August 2, 1990 - Launches invasion of and annexes Kuwait, accusing it of keeping oil prices down. The UN Security Council decides to impose sanctions on Iraq, which remain in force even after Saddam is thrown out of Kuwait, leading to the collapse of the economy and internal power struggles.

January 17, 1991 – The United States and other countries commence air attacks on Iraq and occupied Kuwait. The “Gulf War” ends on 28 February with the eviction of Iraqi forces from Kuwait. The bombardments devastate the infrastructure of the country and massacre frontline Iraqi troops (it is estimated that 150,000 were killed in a few weeks). While retreating, the soldiers set fire to oil wells causing an ecological disaster. Encouraged by the defeat of the army, Shiites revolt in southern Iraq. But western powers do not intervene and Saddam suppresses the uprising. Then he attacks the Kurd rebels in the north, forcing millions of people to flee to the freezing mountains. Western forces intervene to protect the fugitives through air controls that prevent the soldiers’ advance.

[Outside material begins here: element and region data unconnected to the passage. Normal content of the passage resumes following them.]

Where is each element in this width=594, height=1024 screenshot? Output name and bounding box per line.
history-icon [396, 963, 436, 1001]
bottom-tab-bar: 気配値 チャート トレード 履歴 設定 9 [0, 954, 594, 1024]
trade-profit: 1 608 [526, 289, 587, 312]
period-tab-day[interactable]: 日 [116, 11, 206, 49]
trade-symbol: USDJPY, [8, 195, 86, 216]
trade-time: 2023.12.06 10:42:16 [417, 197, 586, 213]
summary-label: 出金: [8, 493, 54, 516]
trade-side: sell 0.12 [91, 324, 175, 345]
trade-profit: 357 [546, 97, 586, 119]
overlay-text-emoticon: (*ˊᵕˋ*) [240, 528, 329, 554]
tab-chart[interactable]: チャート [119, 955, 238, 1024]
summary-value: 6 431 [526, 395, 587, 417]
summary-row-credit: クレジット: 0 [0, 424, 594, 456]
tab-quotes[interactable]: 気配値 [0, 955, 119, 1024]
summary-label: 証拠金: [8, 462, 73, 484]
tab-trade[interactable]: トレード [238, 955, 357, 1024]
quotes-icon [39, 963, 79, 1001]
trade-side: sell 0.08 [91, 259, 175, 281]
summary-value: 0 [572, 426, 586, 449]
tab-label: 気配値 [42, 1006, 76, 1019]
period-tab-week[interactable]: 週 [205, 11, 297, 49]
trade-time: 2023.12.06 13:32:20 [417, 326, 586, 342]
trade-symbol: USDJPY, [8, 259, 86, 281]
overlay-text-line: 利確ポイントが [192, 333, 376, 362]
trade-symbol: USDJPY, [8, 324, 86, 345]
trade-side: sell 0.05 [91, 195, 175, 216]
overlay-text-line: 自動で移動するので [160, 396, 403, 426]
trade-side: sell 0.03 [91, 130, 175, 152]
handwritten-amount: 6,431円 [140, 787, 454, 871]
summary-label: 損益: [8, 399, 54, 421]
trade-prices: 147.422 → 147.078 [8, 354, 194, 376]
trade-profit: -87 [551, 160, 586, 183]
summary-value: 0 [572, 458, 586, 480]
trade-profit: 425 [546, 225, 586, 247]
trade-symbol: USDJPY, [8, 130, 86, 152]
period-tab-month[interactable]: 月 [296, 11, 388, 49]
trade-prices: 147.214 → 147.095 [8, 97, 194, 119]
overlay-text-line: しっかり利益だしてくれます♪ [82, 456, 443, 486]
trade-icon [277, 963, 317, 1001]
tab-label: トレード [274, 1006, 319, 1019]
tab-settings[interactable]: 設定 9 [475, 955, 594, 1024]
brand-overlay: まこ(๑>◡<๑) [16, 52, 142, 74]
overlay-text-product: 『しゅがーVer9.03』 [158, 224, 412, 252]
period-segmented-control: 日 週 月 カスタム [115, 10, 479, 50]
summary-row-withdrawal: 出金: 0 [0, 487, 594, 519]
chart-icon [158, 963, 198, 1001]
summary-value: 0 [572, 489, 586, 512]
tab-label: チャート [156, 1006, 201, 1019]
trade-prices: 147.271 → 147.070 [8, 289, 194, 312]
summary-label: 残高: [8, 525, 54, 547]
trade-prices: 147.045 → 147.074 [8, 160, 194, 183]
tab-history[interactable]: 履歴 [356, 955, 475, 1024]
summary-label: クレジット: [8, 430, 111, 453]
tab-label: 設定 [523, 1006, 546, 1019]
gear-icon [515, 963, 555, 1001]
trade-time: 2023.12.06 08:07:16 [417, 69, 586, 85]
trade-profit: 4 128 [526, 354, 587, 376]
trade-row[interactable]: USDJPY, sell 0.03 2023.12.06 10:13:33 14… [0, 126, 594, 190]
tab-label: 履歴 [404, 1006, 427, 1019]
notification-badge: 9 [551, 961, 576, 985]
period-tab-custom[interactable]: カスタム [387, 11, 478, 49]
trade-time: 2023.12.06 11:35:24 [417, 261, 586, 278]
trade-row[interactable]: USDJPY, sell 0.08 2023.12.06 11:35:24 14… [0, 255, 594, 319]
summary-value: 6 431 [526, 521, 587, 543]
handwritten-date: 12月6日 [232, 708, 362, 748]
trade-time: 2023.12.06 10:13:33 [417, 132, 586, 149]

August 1995 – The husbands of his two younger daughters leave and go into exile. Six months later they accept an amnesty and return to Iraq. Within days, their wives divorce them and both are killed in a shootout.


October 15, 1995 - Saddam wins a presidential referendum and is elected unopposed with more than 99% of the vote.

2000 – Newly elected US president George W. Bush steps up pressure against Saddam. Washington calls more and more persistently for “regime change”. After the attack of 11 September 2001, Iraq will be included among the “States scoundrel”.


October 15, 2002 – New presidential election: official results show Saddam wins 100% of votes.

November 2002 – UN inspectors return to Iraq to search for banned weapons. The country destroys some missiles and says it has neutralised anthrax reserves. Inspector Hans Blix concludes that Iraq has collaborated and that there is no evidence of new armament programmes but he fails to convince the United States and Great Britain.

December 7, 2002 - Saddam apologises for invasion of Kuwait but blames the country’s government. Kuwait rejects the apology.

February 2003 - In first interview in more than a decade, Saddam denies Baghdad has any banned weapons or links to al Qaeda.

March 20, 2003 – The forces of the United States and other countries launch war against Iraq.

April 9, 2003 – US forces take Baghdad and put an end to Saddam's three-decade rule. The dictator disappears.